Germany is set to be the first European country to introduce a third, “indeterminate” gender option on birth certificates.
Come 1 November, a law change means parents will be able to select a “blank” option, as well as the standard choices of “male” and “female”, German newspaper Süddeutsche Zeitung reports.
It means parents will not have to determine their baby’s gender, essentially allowing those born with the characteristics of both sexes to choose whether to become male or female in later life.
The new law also allows individuals to “opt to remain outside the gender binary altogether.”
Transsexuals are already legally recognised in Germany, though hermaphrodites have always been forced to register as male or female at birth.
The new law was voted in as an amendment to the Civil Status Act on May 7 by the German legislature.
FarMZ, a German Family Law Journal, has warned that once the option is legal, those who chose to identify as “blank” will face a host of bureaucratic headaches when travelling abroad.
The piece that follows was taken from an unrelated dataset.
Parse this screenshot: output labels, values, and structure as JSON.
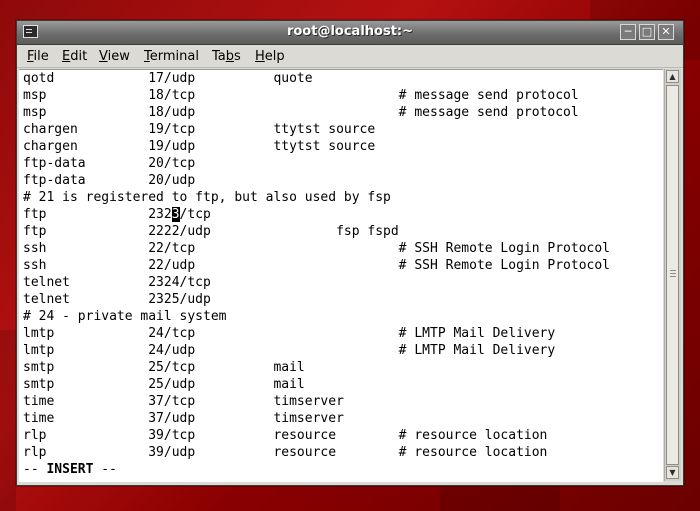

It suggests Germany introduces an “X” to designate third-gender identifiers on their passports to remedy this.
Despite the advance, which comes six weeks after Australia became the first country worldwide to introduce legal guidelines on gender recognition, some say not enough is being done to accommodate the distinction.
"Things are moving slower than they should at the European level", Silvan Agius, policy director at human rights organisation ILGA Europe - the European chapter of the International Lesbian, Gay, Bisexual, Trans and Intersex Association told Der Spiegel.
He added: "Though Brussels has ramped up efforts to promote awareness of trans and intersex discrimination, I would like to see things speed up.
"Germany's move will put more pressure on Brussels. That can only be a good thing."